One of this fundamental abstractions is a Functor. If your datatype is a functor, you can map a function over it. Nothing more, nothing less. For example, an array or list is a Functor where you apply a function for each element (you may know this from Java streams or JavaScript Array.map). In Haskell, this works over any datatype that "contains" other data. So let's define such a datatype - note that we leave the type of data in the tree abstract, in the Java example it was int:
module Main where
data Tree a = Leaf | Node (Tree a) a (Tree a)
This declaration is fundamentally the same as the Node class in the Java example. Just instead of null we use Leaf to signal empty children and we did not name the data left, value, right, but just put them in that order.
So, now back to functor: The compiler is able to automatically generate the code you would need to implement this mapping. All you need to do is to enable that feature and use the deriving clause.
{-# LANGUAGE DeriveFunctor #-}
module Main where
data Tree a = Leaf | Node (Tree a) a (Tree a)
deriving Functor
This would already allow us to increment all nodes in the tree by one for example:
incrementNodes :: Tree Int -> Tree Int
incrementNodes tree = fmap (+1) tree
But now we would like to map and collect at the same time. We solved the first half, let's do the second half. For collapsing a structure down to a singular value, there is the type class Foldable that requires your data to be a Functor already. Again, array and lists are foldable, and it works just like collect in Java 8 and Array.reduce in JavaScript. And again, this can be automatically generated by the compiler for you:
{-# LANGUAGE DeriveFunctor #-}
{-# LANGUAGE DeriveFoldable #-}
module Main where
data Tree a = Leaf | Node (Tree a) a (Tree a)
deriving (Functor, Foldable)
Now we could calculate the sum of all nodes for example:
sumNodes :: Tree Int -> Int
sumNodes tree = foldr (+) 0 tree
Now to the last step: mapping and folding in one. For this we need another abstraction - Traversable. This class allows to map and also simultaneously keep track of some "side effects", but needs your data to be Foldable already. For example we can keep track of some local state - the current sum. And like the classes before, the compiler can generate it automatically for us:
{-# LANGUAGE DeriveFunctor #-}
{-# LANGUAGE DeriveFoldable #-}
{-# LANGUAGE DeriveTraversable #-}
module Main where
data Tree a = Leaf | Node (Tree a) a (Tree a)

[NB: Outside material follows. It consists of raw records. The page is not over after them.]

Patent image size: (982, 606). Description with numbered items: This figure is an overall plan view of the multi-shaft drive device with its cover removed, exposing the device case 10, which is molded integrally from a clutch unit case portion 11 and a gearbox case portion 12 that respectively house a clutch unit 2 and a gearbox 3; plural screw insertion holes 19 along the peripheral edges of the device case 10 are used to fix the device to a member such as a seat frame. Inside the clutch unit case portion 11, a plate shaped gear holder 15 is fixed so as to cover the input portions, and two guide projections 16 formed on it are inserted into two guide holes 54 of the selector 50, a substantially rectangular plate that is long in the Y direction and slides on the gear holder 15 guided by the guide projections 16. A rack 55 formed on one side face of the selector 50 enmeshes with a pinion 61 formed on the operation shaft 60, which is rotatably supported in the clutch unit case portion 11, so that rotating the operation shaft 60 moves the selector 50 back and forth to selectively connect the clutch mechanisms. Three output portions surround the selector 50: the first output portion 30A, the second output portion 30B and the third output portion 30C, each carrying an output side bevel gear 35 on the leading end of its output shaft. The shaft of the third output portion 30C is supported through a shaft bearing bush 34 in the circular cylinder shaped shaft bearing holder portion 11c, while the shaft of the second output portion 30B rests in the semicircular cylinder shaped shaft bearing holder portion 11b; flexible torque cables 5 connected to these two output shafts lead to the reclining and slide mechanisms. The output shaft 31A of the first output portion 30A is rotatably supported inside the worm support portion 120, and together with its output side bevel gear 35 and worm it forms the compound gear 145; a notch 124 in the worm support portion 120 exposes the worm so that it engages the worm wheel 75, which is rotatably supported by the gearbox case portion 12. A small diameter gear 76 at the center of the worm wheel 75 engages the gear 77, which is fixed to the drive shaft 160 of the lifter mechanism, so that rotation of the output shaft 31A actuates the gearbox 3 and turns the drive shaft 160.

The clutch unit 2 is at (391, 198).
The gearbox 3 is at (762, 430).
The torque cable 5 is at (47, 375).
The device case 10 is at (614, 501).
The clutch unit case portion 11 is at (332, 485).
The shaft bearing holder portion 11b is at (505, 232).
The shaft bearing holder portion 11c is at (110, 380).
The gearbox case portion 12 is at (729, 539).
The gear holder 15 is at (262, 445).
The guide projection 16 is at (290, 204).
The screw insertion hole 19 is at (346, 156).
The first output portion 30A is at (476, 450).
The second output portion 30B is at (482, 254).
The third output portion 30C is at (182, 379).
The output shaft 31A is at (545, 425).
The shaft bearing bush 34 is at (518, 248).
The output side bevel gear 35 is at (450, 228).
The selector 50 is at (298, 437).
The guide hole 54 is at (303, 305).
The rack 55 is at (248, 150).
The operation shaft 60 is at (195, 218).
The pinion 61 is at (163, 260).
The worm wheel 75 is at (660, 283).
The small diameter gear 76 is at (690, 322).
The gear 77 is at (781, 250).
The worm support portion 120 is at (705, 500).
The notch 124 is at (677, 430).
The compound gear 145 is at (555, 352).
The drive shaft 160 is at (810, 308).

deriving (Functor, Foldable, Traversable)
With all this in place, our final solution is pretty simple:
solve :: Tree Int -> (Int, Tree Int)
solve tree = mapAccumR (\a b -> (a + b, a)) 0 tree
mapAccumR is a function from the Haskell standard library that is defined like this:
mapAccumR :: Traversable t => (a -> b -> (a, c)) -> a -> t b -> (a, t c)
mapAccumR fun init x = runStateR (traverse (StateR . flip fun) x) init
This exact definition is not that important, just see that in the inner parenthesis it uses StateR to make your function behave like a side effect. Then it uses traverse to combine the stateful effects in the right order and runStateR then executes them one by one.
Java required us to write a toString method by hand. In Haskell we can again use the compiler for this by deriving Show. So with a main method to make everything runnable, our complete code for the puzzle is just:
{-# LANGUAGE DeriveFunctor #-}
{-# LANGUAGE DeriveFoldable #-}
{-# LANGUAGE DeriveTraversable #-}
module Main where
data Tree a = Leaf | Node (Tree a) a (Tree a)
deriving (Show, Functor, Foldable, Traversable)
solve :: Tree Int -> (Int, Tree Int)
solve tree = mapAccumR (\a b -> (a + b, a)) 0 tree
testTree :: Tree Int
testTree =
Node
(Node
(Node Leaf 1 Leaf)
2
Leaf
)
5
(Node
(Node
Leaf
6
(Node Leaf 6 Leaf)
)
7
(Node Leaf 8 Leaf)
)
main :: IO ()
main = do
let (sum, tree) = solve testTree
print tree
Conclusion
As you can see if the compiler has your back, you can severely cut down the number of lines of code. More code always means more bugs, so everything we do not have to write ourselves is good.